En cas d’acné sous contraception hormonale, on conseillera tout d’abord un changement de contraception pour un OP dit antiandrogénique, en l’absence de contre-indication bien sûr. Il s’agira des associations EE (ou E2) + drospirénone (Jasmine, Jasminelle, Yaz, Yaz continu), dienogest (Qlaira), acétate de chlormadinone (Belara) ou norgestimate (Triafemi, Tricilest). Ces OP ont tous une AMM en contraception.
En cas de mise sous contraception du fait de l’acné (acné féminine de l’adolescence, acné tardive après 20 ans, soit acné discrète ou moyenne, soit acné sévère justifiant la prise d’isotrétinoïne) d’une acnéique sans contraception , le « choix » est limité à l’association EE 20 γ + lévonorgestrel 100 γ. En cas d’ « échec », le recours à un OP antiandrogénique aura lieu dans un second temps.
Ainsi, le recours à une contraception hormonale adaptée concerne d’une part la prise en charge de l’acné de l’adolescente, d’autre part celle de l’acné féminine tardive.
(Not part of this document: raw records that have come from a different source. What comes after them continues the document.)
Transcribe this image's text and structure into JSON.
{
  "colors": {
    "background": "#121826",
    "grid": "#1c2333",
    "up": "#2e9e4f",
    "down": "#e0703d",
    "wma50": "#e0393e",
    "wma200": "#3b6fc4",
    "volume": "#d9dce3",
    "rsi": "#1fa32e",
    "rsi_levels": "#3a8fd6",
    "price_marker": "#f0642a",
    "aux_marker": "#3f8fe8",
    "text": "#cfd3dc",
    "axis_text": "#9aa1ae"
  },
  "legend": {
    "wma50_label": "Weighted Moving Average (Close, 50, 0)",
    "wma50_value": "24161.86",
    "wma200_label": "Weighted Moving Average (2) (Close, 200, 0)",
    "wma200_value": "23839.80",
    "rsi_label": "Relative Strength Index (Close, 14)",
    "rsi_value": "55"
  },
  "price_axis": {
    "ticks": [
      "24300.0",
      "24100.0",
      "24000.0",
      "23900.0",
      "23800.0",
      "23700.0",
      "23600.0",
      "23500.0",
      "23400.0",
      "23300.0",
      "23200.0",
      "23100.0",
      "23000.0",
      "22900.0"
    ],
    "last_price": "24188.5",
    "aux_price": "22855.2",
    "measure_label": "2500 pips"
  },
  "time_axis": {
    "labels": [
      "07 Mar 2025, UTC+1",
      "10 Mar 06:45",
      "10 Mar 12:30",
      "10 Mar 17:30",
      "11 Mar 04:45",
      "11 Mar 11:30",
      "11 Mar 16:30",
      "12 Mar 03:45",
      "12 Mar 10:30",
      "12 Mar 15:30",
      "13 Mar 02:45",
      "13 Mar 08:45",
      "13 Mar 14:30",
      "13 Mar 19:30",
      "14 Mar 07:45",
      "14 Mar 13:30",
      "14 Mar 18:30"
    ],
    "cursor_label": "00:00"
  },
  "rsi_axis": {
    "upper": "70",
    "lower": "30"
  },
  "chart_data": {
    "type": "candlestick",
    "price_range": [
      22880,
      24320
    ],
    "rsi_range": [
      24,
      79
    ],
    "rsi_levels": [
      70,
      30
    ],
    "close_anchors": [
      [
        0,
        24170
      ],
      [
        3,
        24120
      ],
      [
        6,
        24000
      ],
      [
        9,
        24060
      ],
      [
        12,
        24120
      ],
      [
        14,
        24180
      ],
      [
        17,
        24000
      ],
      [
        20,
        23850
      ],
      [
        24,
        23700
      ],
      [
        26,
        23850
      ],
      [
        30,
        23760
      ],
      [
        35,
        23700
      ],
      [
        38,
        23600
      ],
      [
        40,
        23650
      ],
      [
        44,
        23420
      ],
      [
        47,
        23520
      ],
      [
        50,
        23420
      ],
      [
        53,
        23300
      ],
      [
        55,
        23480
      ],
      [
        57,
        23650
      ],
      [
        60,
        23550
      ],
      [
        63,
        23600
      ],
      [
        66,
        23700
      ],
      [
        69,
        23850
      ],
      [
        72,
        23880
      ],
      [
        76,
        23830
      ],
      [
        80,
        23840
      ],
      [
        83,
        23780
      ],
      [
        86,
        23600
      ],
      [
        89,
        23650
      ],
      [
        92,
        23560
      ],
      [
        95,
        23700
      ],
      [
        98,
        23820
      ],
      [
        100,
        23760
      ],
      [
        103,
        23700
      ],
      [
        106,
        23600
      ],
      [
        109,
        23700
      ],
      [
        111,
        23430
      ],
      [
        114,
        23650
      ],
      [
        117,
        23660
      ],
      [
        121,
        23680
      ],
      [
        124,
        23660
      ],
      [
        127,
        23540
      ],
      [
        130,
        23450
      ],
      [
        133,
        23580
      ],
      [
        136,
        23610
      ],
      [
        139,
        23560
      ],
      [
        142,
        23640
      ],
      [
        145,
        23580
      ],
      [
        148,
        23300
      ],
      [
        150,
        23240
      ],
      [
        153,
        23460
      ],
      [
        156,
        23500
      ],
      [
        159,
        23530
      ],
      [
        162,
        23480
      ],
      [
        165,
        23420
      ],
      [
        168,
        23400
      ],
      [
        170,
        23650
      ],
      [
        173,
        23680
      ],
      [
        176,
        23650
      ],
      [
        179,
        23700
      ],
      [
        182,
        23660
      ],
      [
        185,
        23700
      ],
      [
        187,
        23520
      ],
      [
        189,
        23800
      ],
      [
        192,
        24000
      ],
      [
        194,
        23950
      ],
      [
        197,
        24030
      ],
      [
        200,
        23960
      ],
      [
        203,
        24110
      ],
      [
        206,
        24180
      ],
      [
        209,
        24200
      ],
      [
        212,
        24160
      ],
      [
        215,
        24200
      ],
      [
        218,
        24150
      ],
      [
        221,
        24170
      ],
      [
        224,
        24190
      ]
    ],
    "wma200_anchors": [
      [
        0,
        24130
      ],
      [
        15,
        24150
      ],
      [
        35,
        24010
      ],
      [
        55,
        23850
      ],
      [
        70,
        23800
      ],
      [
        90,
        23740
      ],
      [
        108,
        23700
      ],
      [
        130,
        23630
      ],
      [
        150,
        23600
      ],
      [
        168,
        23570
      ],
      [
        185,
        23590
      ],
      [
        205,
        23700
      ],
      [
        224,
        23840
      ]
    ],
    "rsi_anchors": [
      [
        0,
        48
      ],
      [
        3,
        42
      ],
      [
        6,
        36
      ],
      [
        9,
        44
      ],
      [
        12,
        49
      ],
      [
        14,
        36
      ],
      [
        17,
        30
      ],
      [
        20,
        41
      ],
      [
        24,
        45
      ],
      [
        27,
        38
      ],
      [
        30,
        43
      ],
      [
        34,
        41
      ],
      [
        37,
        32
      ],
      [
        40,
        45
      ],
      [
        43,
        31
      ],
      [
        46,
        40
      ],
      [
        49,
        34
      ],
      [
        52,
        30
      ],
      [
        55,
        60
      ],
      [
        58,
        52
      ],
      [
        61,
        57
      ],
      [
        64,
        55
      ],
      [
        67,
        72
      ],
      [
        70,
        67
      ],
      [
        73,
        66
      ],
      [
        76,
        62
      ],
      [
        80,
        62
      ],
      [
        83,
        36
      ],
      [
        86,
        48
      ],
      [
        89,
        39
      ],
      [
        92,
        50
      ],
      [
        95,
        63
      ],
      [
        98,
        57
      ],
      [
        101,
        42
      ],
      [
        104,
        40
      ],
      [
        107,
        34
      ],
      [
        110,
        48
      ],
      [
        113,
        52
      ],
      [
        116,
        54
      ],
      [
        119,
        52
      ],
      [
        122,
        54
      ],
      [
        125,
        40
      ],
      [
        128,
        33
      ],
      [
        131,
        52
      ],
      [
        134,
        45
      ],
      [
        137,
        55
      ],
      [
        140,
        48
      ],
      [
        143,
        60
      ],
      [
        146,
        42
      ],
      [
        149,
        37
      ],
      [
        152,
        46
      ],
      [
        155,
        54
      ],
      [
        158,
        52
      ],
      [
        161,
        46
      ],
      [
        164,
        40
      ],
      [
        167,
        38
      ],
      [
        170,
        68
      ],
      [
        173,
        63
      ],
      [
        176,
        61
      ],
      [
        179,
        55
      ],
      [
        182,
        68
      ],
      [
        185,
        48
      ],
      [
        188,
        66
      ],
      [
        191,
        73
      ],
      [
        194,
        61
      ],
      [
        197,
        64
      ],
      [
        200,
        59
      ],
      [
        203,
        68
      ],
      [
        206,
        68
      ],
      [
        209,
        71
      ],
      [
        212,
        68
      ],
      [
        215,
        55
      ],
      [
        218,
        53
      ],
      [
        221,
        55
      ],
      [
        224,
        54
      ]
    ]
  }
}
Dans ce cas, il ne s’agit plus de traiter l’acné par cures d’antiacnéiques, mais d’envisager un traitement de fond de la femme à tendance acnéique : traitement topique seul (BPO et/ou rétinoïde) ou associé à une contraception antiandrogénique, si elle est possible, et, en cas d’échec, adjonction d’antiandrogène (CPA 25 mg ou 50 mg), ou recours à la spironolactone.
Oui, la contraception hormonale a bien toujours une place dans la prise en charge de l’acné féminine.
*Professeur des universités, praticien hospitalier, université Claude-Bernard, hôpital Edouard- Herriot, Lyon.